In the last six years, the National Labor Relations Board (made up of majority Bush appointees) has issued 61 legal decisions in a row against the interests of working families. The anti-worker decisions include exempting 17 million workers from the law’s jurisdiction, enshrining double standards for intimidation, and making it as easy as possible to get rid of a union.

The enforcement mechanisms of labor laws covering union organizing are so broken down that Human Rights Watch has named the United States as a human rights violator four years in a row. The United Nations labor body, the International Labor Organization, is investigating the AFL-CIO complaint against the U.S. government for violations of the fundamental freedom of association: the right to organize a union.

That single factor — the effort governments make to protect the right to join or form a union — is the measurable statistic that stands in support of societies leapfrogging over American living standards in everything from juvenile health to broadband speed. It leads the decline of economic opportunity here in the U.S. We want a better society and everything that comes with that so we must change the laws that protect the freedom to organize. 

The corporate consultants are campaigning hard against card check legislation. They use an inaccurate analogy to defeat the bill. Internet and TV advertising attacks this legislation with union organizers depicted as characters from “The Sopranos” accompanying voters in the voting booth. The corporate spin is that to do anything other than a secret ballot is un-American. The spin is slick and completely false. If U.S. elections were like labor board elections, the challenger would never be allowed in the district, could never talk face to face with the voters or advertise in the district and would always lose. It’s a wonder unions ever win.
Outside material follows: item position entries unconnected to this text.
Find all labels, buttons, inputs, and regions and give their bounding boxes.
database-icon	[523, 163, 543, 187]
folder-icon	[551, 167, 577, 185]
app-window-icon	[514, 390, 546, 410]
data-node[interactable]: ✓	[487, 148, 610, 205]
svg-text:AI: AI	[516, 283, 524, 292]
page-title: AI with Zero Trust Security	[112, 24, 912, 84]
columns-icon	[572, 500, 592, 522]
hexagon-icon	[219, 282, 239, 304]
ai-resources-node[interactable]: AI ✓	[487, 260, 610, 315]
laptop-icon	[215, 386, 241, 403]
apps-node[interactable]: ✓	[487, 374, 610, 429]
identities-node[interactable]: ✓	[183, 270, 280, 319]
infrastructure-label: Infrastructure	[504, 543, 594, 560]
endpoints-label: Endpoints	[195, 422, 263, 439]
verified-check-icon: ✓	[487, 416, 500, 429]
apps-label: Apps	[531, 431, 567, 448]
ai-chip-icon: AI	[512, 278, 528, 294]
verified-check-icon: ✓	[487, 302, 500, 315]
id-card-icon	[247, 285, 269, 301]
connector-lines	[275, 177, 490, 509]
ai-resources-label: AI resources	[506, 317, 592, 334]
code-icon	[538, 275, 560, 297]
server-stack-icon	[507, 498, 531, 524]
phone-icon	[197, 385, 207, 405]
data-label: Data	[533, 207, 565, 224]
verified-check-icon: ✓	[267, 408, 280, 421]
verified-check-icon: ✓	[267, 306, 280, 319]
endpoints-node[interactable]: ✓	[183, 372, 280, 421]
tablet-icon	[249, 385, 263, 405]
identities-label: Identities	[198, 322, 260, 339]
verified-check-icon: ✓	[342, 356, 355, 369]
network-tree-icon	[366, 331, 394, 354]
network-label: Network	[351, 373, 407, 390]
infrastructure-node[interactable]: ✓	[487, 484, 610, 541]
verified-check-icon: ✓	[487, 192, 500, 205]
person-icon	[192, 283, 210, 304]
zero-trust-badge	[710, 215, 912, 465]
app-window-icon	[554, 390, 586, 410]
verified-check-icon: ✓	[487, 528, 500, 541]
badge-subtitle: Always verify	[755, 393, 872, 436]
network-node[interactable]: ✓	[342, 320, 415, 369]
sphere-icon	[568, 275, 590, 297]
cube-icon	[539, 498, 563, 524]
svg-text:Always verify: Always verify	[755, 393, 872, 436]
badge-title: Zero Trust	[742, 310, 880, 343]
Soviet-style democracy included elections. There were just as many elections in the old Eastern bloc nations as here in the U.S. The politburo incumbents never lost at the ballot box in elections supervised by the party and the secret police. The billion-dollar-a-year anti-union consultant industry gives employers the ability to bring an Eastern bloc-style election to the American workplace, including electronic surveillance and intimidation. Corporations have come to love this style of election, as the campaigns are choreographed by the anti-union consultants and supervised by the labor board. For 50 years, it’s been the employer’s choice to begin bargaining based on signatures or going through an election process. The Employee Free Choice Act, also called the card check bill, will reverse that process and allow the employees to decide.

Making organizing relatively easy will increase the market share of unions to a critical mass, forcing even nonunion employers to compete for labor by offering better conditions. This makes bargaining gains in the union sector easier to accomplish without confrontations or strikes.

When you are asked by Local 802 to volunteer some of your time to work on politics this year, please consider how vital it is for American unions to develop the political power to change the laws protecting the freedom to organize. It’s our future: help shape it.